The news broke out right after I wrote the first draft of this commentary on BlackBerry Limited (NASDAQ/BBRY): a surprise takeover bid emerged from Fairfax Financial Holdings Ltd. (TSX/FFH) offering $9.00 per share, or $4.7 billion, for the struggling smartphone maker.
It appears to be the correct timing for BlackBerry. (See “Research In Motion Had Better Be Right.”) And for BlackBerry CEO Thorsten Gerhard Heins, he could get a $20.0-million send-off for selling the company.
This was the situation prior to the takeover announcement to take BlackBerry private:
BlackBerry reported a massive fiscal second-quarter loss of $1.0 billion, highlighted by the write-off of about $930–$960 million of its inventory. The company also announced plans to axe 4,500 jobs, or 40% of its workforce, as my stock analysis indicates.
The inventory adjustment is frightening, based on my stock analysis. It implies the company cannot sell its “Z10” and “Q5/Q10” devices. Again, this isn’t a surprise, as my stock analysis notes that BlackBerry has consistently screwed up in its execution over the past few years to the point that it allowed rivals, such as Apple Inc. (NASDAQ/AAPL) and Samsung Electronics Co. Ltd., to bulldoze over BlackBerry, leaving just a pile of scraps.

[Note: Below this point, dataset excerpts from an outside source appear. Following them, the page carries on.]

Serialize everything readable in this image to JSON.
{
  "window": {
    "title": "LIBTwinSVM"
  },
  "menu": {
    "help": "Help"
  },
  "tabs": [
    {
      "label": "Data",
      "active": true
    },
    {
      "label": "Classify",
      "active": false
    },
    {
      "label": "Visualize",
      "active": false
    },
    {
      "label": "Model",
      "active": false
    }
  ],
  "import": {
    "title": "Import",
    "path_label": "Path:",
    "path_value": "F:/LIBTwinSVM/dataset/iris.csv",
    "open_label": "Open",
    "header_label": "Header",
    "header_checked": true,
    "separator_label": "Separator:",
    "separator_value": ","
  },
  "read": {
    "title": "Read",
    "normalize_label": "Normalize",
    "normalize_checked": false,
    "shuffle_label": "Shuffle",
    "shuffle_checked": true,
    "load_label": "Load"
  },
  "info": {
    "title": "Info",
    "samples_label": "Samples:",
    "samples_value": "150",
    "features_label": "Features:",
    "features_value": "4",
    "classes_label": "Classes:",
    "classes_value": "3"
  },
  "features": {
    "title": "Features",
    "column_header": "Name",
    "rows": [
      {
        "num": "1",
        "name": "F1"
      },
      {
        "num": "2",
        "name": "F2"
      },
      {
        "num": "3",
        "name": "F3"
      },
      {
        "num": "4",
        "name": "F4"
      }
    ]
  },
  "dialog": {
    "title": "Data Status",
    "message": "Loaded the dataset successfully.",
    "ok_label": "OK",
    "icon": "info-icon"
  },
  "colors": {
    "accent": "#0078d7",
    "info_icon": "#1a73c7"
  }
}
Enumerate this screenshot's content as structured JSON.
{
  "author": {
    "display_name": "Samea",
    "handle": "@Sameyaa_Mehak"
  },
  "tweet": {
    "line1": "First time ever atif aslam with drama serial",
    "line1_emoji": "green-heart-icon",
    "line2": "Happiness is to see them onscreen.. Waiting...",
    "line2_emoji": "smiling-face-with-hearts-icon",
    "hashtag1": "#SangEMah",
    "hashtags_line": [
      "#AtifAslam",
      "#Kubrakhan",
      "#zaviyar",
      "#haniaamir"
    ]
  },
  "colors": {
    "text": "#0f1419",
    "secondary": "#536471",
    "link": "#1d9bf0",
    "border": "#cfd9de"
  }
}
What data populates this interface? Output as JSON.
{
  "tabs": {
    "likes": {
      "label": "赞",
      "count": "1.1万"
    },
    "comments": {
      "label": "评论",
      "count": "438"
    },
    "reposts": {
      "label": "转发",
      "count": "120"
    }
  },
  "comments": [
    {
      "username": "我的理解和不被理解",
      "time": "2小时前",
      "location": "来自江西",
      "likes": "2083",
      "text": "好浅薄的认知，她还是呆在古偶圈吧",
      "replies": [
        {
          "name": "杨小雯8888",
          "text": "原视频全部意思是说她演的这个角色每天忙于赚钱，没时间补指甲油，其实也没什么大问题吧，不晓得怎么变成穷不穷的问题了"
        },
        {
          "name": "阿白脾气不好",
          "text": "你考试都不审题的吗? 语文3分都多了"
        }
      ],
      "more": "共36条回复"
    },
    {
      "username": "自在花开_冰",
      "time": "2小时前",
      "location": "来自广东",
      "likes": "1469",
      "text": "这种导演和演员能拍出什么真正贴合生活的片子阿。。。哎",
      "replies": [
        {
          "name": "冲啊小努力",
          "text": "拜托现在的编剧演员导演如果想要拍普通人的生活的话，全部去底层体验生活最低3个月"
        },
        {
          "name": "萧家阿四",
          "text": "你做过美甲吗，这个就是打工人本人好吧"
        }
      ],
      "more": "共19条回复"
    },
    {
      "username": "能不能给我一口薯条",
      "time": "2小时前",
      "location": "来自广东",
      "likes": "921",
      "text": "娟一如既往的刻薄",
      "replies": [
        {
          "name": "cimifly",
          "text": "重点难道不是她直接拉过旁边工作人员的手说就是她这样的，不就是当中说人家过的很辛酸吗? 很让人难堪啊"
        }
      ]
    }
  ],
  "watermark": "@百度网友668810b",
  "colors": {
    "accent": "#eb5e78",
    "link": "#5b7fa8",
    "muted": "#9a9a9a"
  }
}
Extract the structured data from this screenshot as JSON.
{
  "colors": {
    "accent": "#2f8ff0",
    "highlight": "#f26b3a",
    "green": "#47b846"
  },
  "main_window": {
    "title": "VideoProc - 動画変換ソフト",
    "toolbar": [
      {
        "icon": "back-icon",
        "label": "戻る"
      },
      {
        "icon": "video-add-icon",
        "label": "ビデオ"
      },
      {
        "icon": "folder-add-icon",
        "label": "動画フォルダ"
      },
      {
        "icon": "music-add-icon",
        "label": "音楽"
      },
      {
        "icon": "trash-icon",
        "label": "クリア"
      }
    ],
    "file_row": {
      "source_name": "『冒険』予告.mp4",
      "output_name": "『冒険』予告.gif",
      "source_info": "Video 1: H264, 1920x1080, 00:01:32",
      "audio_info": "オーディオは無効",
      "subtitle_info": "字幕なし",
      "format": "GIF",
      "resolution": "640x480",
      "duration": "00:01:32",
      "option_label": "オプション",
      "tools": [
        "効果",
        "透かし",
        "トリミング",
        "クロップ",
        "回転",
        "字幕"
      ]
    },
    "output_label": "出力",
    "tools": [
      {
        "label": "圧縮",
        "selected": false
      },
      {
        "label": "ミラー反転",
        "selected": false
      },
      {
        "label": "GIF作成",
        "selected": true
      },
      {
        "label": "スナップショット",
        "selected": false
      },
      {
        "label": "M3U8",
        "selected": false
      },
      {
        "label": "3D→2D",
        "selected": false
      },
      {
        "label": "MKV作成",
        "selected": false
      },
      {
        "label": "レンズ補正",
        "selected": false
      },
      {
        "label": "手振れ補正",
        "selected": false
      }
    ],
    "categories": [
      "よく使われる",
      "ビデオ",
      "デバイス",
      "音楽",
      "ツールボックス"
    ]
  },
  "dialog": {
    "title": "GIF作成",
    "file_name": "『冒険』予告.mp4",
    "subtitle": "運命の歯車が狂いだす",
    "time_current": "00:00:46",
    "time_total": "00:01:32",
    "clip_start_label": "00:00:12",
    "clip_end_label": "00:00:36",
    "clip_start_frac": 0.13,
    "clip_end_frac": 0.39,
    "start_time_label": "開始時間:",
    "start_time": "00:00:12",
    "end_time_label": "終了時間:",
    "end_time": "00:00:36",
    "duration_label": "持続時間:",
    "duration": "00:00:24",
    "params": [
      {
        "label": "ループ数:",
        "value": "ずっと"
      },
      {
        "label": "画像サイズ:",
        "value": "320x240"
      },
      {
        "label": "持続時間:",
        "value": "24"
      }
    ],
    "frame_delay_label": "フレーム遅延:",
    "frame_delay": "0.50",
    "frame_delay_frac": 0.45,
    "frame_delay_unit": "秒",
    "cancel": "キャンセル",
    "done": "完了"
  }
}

BlackBerry said it sold about 3.7 million smartphones in the quarter. Honestly, that number really stinks, based on my stock analysis, especially considering Apple announced it had sold nine million units of its new “iPhone 5S” and “iPhone 5C” in the first weekend.
The numbers are telling, but this has been the issue for BlackBerry for years, according to my stock analysis. In a never-ending battle to regain its lost luster, my stock analysis suggests that BlackBerry has continued to fight a losing battle, struggling to keep up with a market that already passed it by long ago.
Well, now there’s a “Plan C” for BlackBerry that may be kept, despite the proposed sale, and the irony is that it may work, according to my stock analysis.
What’s the plan? BlackBerry will focus on its corporate base and likely exit the consumer market. While store shelves may still be filled with BlackBerry’s newest product gathering dust, the company still has a decent client base to which it can market its corporate services.
The company also plans to market its fairly popular proprietary messaging system “BlackBerry Messenger,” or “BBM,” for free to iPhone and “Android” users. The hope is that the BBM service will expand to tens of millions of its rival devices and become as popular as Twitter.
The positive about the sale and privatization of BlackBerry is that the company will have time to try to execute its strategy instead of trying to satisfy Wall Street and investors, according to my stock analysis. If Fairfax can turn BlackBerry around, we could see the company listed again in the future.